I have long format data on businesses, with a row for each occurrence of a move to a different location, keyed on business id -- there can be several move events for any one business establishment.
I wish to reshape to a wide format, which is typically cross-tab territory per the tablefunc
module.
+-------------+-----------+---------+---------+
| business_id | year_move | long | lat |
+-------------+-----------+---------+---------+
| 001013580 | 1991 | 71.0557 | 42.3588 |
| 001015924 | 1993 | 71.0728 | 42.3504 |
| 001015924 | 1996 | -122.28 | 37.654 |
| 001020684 | 1992 | 84.3381 | 33.5775 |
+-------------+-----------+---------+---------+
Then I transform like so:
SELECT longbyyear.*
FROM crosstab($$
SELECT
business_id,
year_move,
max(longitude::float)
from business_moves
where year_move::int between 1991 and 2010
group by business_id, year_move
order by business_id, year_move;
$$
)
AS longbyyear(biz_id character varying, "long91" float,"long92" float,"long93" float,"long94" float,"long95" float,"long96" float,"long97" float, "long98" float, "long99" float,"long00" float,"long01" float,
"long02" float,"long03" float,"long04" float,"long05" float,
"long06" float, "long07" float, "long08" float, "long09" float, "long10" float);
And it --mostly-- gets me to the desired output.
+---------+----------+----------+----------+--------+---+--------+--------+--------+
| biz_id | long91 | long92 | long93 | long94 | … | long08 | long09 | long10 |
+---------+----------+----------+----------+--------+---+--------+--------+--------+
| 1000223 | 121.3784 | 121.3063 | 121.3549 | 82.821 | … | | | |
| 1000678 | 118.224 | | | | … | | | |
| 1002158 | 121.98 | | | | … | | | |
| 1004092 | 71.2384 | | | | … | | | |
| 1007801 | 118.0312 | | | | … | | | |
| 1007855 | 71.1769 | | | | … | | | |
| 1008697 | 71.0394 | 71.0358 | | | … | | | |
| 1008986 | 71.1013 | | | | … | | | |
| 1009617 | 119.9965 | | | | … | | | |
+---------+----------+----------+----------+--------+---+--------+--------+--------+
The only snag is that I would ideally have populated values for each year and not just have values in move years.
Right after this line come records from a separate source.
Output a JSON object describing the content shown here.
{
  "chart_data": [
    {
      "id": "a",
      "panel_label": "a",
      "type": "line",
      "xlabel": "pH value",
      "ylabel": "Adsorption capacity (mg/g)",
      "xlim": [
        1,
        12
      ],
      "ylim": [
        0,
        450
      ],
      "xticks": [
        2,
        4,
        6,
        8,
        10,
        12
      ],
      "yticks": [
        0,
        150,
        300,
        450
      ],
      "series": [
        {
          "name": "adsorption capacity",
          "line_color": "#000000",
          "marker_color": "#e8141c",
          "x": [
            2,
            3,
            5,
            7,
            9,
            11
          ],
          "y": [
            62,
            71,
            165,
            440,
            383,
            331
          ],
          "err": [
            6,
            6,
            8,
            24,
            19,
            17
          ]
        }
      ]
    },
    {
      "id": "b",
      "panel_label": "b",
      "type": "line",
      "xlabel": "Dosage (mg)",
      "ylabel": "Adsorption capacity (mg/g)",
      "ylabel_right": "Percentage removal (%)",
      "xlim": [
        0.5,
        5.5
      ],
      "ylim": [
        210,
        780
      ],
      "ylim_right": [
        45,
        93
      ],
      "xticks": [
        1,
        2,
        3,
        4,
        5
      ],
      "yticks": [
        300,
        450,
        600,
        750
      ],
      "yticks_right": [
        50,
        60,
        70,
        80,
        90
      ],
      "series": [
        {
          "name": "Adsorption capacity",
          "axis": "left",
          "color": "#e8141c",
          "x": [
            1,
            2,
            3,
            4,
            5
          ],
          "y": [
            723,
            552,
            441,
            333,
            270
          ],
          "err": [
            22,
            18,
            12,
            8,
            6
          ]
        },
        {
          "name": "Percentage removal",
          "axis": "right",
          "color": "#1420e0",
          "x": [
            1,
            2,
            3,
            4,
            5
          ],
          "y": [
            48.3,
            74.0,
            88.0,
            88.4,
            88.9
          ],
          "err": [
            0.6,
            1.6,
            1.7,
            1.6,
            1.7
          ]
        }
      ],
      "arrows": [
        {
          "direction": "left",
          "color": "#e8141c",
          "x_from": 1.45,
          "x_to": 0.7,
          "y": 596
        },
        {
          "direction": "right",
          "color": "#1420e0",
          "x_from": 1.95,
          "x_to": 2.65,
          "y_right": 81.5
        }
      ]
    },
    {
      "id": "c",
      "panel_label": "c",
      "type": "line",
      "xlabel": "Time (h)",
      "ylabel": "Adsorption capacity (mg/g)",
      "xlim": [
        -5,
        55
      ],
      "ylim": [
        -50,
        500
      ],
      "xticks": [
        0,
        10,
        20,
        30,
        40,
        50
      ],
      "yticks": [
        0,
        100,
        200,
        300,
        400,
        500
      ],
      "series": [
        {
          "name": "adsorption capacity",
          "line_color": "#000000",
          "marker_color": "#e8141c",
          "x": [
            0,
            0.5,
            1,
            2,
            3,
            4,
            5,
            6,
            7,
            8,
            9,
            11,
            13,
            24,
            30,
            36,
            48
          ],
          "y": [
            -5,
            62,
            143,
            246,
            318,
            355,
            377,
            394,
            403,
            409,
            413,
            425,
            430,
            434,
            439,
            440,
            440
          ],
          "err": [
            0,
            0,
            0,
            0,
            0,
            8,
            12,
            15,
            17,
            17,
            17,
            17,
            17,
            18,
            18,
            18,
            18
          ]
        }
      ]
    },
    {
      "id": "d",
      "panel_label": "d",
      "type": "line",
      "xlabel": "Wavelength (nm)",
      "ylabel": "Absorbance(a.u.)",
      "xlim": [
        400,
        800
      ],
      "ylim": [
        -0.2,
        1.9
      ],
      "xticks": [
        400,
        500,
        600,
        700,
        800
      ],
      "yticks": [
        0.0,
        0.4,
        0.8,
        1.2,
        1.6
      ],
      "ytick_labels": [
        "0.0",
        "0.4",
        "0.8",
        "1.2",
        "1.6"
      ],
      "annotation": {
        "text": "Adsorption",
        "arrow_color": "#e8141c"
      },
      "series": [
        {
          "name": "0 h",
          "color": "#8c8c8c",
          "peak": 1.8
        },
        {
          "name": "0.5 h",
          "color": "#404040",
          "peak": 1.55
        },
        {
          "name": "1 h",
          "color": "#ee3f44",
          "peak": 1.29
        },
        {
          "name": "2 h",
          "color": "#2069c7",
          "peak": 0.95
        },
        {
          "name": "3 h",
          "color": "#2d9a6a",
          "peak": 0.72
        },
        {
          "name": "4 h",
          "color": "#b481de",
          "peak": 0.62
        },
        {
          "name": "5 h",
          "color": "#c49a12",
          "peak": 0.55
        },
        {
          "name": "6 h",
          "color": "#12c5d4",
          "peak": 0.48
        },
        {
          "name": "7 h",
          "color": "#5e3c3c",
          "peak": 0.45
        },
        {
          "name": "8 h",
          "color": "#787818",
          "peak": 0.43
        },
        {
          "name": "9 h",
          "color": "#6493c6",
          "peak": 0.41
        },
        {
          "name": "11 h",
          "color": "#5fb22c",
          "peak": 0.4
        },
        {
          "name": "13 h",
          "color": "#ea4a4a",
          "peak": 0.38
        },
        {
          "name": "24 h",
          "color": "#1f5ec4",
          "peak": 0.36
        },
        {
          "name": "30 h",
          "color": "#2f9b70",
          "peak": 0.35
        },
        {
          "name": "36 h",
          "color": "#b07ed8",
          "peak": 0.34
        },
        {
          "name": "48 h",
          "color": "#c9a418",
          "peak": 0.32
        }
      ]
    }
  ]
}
Thus all fields would be populated, with a value for each year, with the most recent address carrying over to the next year. I could hack this with manual updates if each is blank, use the previous column, I just wondered if there was a clever way to do it either with the crosstab()
function, or some other way, possibly coupled with a custom function.